この記事は英語の原文を日本語に翻訳したものです。原文: https://opentelemetry.io/docs/specs/semconv/runtime/

翻訳元: open-telemetry/semantic-conventions v1.44.0(コミット e10a930

ランタイム環境に関するセマンティック規約

ステータス: Development

この文書では、ランタイム環境のスパン、メトリクス、ログに関するセマンティック規約を定義します。

メトリクス

ランタイム環境は、用語、実装、そして特定のメトリクスに対する相対的な値において大きく異なります。例えばGoとPythonはどちらもガーベジコレクションを行う言語ですが、GoランタイムとCPythonランタイムのヒープ使用量を直接比較することに意味はありません。このため、この文書では標準的なトップレベルのランタイムメトリクスInstrumentを提案しません。詳しい議論はOTEP 108を参照してください。

特定のランタイム環境に固有のメトリクスには、そのランタイムのトップレベルの名前空間{environment}.*(例えばjvm.*)を接頭辞として付け、汎用のメトリクスセマンティック規約のガイドラインに従うべきです(SHOULD)。

ランタイム計装の作者は、メトリクスの名前や値を解釈する際に曖昧さが生じないよう、{environment}の選び方に責任を持ちます。

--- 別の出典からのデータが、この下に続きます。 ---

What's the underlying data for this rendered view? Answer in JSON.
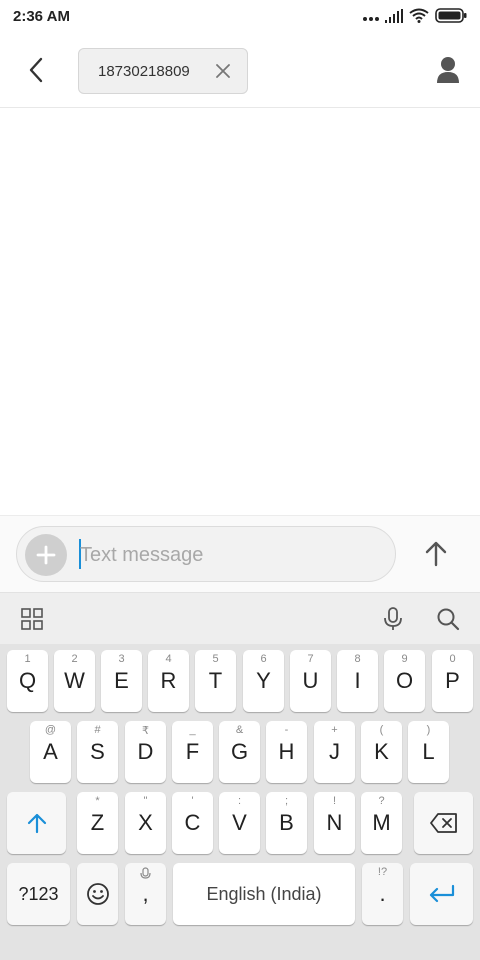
{
  "status_bar": {
    "time": "2:36 AM"
  },
  "header": {
    "recipient": "18730218809"
  },
  "composer": {
    "placeholder": "Text message"
  },
  "keyboard": {
    "row1": [
      {
        "letter": "Q",
        "hint": "1"
      },
      {
        "letter": "W",
        "hint": "2"
      },
      {
        "letter": "E",
        "hint": "3"
      },
      {
        "letter": "R",
        "hint": "4"
      },
      {
        "letter": "T",
        "hint": "5"
      },
      {
        "letter": "Y",
        "hint": "6"
      },
      {
        "letter": "U",
        "hint": "7"
      },
      {
        "letter": "I",
        "hint": "8"
      },
      {
        "letter": "O",
        "hint": "9"
      },
      {
        "letter": "P",
        "hint": "0"
      }
    ],
    "row2": [
      {
        "letter": "A",
        "hint": "@"
      },
      {
        "letter": "S",
        "hint": "#"
      },
      {
        "letter": "D",
        "hint": "₹"
      },
      {
        "letter": "F",
        "hint": "_"
      },
      {
        "letter": "G",
        "hint": "&"
      },
      {
        "letter": "H",
        "hint": "-"
      },
      {
        "letter": "J",
        "hint": "+"
      },
      {
        "letter": "K",
        "hint": "("
      },
      {
        "letter": "L",
        "hint": ")"
      }
    ],
    "row3": [
      {
        "letter": "Z",
        "hint": "*"
      },
      {
        "letter": "X",
        "hint": "\""
      },
      {
        "letter": "C",
        "hint": "'"
      },
      {
        "letter": "V",
        "hint": ":"
      },
      {
        "letter": "B",
        "hint": ";"
      },
      {
        "letter": "N",
        "hint": "!"
      },
      {
        "letter": "M",
        "hint": "?"
      }
    ],
    "symbols_key": "?123",
    "comma_key": ",",
    "space_label": "English (India)",
    "period_key": ".",
    "period_hint": "!?"
  },
  "colors": {
    "accent": "#1a8fd8",
    "icon_gray": "#555555"
  }
}
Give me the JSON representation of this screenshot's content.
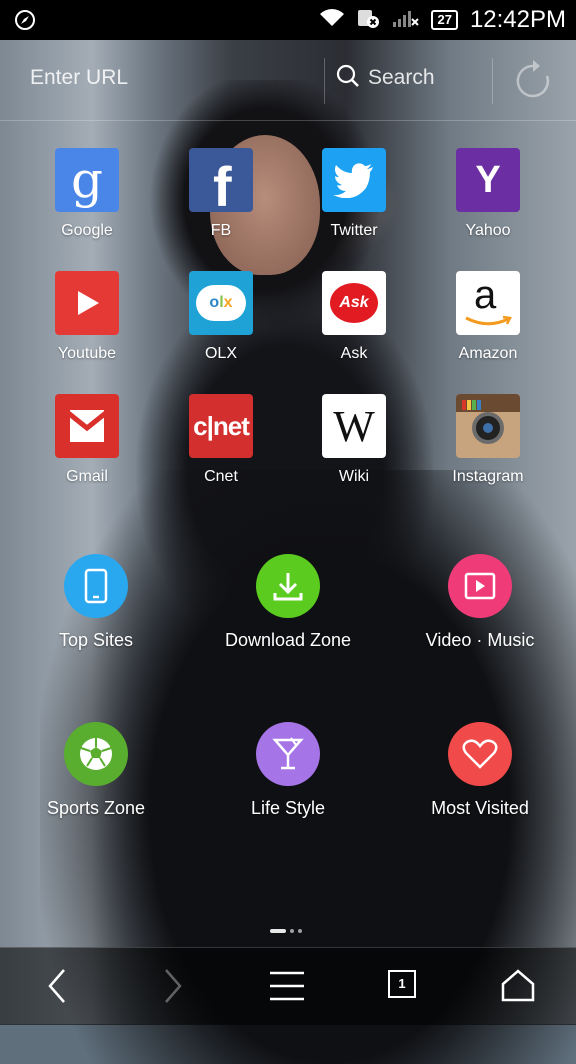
{
  "status_bar": {
    "time": "12:42PM",
    "battery": "27",
    "icons": [
      "compass-icon",
      "wifi-icon",
      "sim-card-icon",
      "signal-icon",
      "battery-icon"
    ]
  },
  "url_bar": {
    "url_placeholder": "Enter URL",
    "search_label": "Search",
    "refresh_icon": "refresh-icon"
  },
  "sites": [
    {
      "label": "Google",
      "color": "#4a86e8",
      "icon": "google-icon"
    },
    {
      "label": "FB",
      "color": "#3b5998",
      "icon": "facebook-icon"
    },
    {
      "label": "Twitter",
      "color": "#1da1f2",
      "icon": "twitter-icon"
    },
    {
      "label": "Yahoo",
      "color": "#6b2fa3",
      "icon": "yahoo-icon"
    },
    {
      "label": "Youtube",
      "color": "#e53935",
      "icon": "youtube-icon"
    },
    {
      "label": "OLX",
      "color": "#1fa3d6",
      "icon": "olx-icon"
    },
    {
      "label": "Ask",
      "color": "#ffffff",
      "icon": "ask-icon"
    },
    {
      "label": "Amazon",
      "color": "#ffffff",
      "icon": "amazon-icon"
    },
    {
      "label": "Gmail",
      "color": "#d9302c",
      "icon": "gmail-icon"
    },
    {
      "label": "Cnet",
      "color": "#d32f2f",
      "icon": "cnet-icon"
    },
    {
      "label": "Wiki",
      "color": "#ffffff",
      "icon": "wikipedia-icon"
    },
    {
      "label": "Instagram",
      "color": "#c8a47e",
      "icon": "instagram-icon"
    }
  ],
  "zones": [
    {
      "label": "Top Sites",
      "color": "#29a8f0",
      "icon": "phone-icon"
    },
    {
      "label": "Download Zone",
      "color": "#5ccb1f",
      "icon": "download-icon"
    },
    {
      "label": "Video · Music",
      "color": "#ef3b78",
      "icon": "play-icon"
    },
    {
      "label": "Sports Zone",
      "color": "#5aae2f",
      "icon": "soccer-ball-icon"
    },
    {
      "label": "Life Style",
      "color": "#a574e6",
      "icon": "cocktail-glass-icon"
    },
    {
      "label": "Most Visited",
      "color": "#f04a4a",
      "icon": "heart-icon"
    }
  ],
  "pager": {
    "pages": 3,
    "current": 1
  },
  "toolbar": {
    "tab_count": "1",
    "icons": [
      "back-icon",
      "forward-icon",
      "menu-icon",
      "tabs-icon",
      "home-icon"
    ]
  }
}
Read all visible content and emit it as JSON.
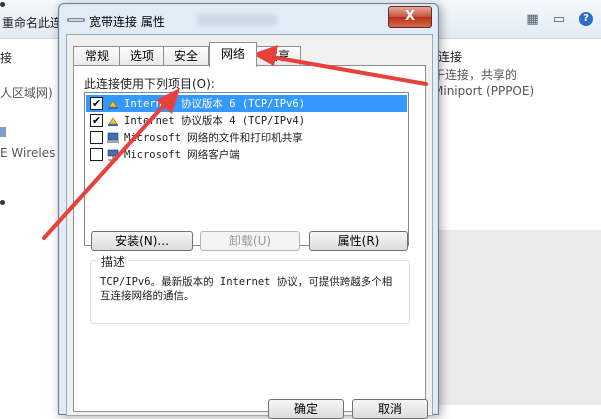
{
  "background_window": {
    "toolbar_rename": "重命名此连",
    "left_connection": {
      "name": "接",
      "line1": "人区域网)",
      "line2": "E Wireles"
    },
    "right_connection": {
      "name": "连接",
      "line1": "干连接，共享的",
      "line2": "Miniport (PPPOE)"
    }
  },
  "dialog": {
    "title": "宽带连接 属性",
    "close_label": "X",
    "tabs": [
      "常规",
      "选项",
      "安全",
      "网络",
      "共享"
    ],
    "active_tab": "网络",
    "items_label": "此连接使用下列项目(O):",
    "items": [
      {
        "label": "Internet 协议版本 6 (TCP/IPv6)",
        "checked": true,
        "selected": true,
        "checkmark": "✔",
        "icon": "protocol-icon"
      },
      {
        "label": "Internet 协议版本 4 (TCP/IPv4)",
        "checked": true,
        "selected": false,
        "checkmark": "✔",
        "icon": "protocol-icon"
      },
      {
        "label": "Microsoft 网络的文件和打印机共享",
        "checked": false,
        "selected": false,
        "checkmark": "",
        "icon": "printer-share-icon"
      },
      {
        "label": "Microsoft 网络客户端",
        "checked": false,
        "selected": false,
        "checkmark": "",
        "icon": "network-client-icon"
      }
    ],
    "buttons": {
      "install": "安装(N)...",
      "uninstall": "卸载(U)",
      "properties": "属性(R)"
    },
    "description_title": "描述",
    "description_text": "TCP/IPv6。最新版本的 Internet 协议，可提供跨越多个相互连接网络的通信。",
    "footer": {
      "ok": "确定",
      "cancel": "取消"
    }
  },
  "annotations": {
    "arrow_color": "#e8413c"
  }
}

例えば一部のプログラミング言語には、実装が大きく異なる複数のランタイム環境があります。Pythonには多くの実装があります。そのような言語では、曖昧さを避けるためにcpython.*pypy.*のような特定の{environment}接頭辞を使うことを検討してください。

また、ランタイム環境を計装する際は、汎用メトリクスシステムメトリクスOSプロセスメトリクスのセマンティック規約も考慮してください。

属性

process.runtimeリソース属性は、適切であればランタイムメトリクスイベントに含めるべきです(SHOULD)。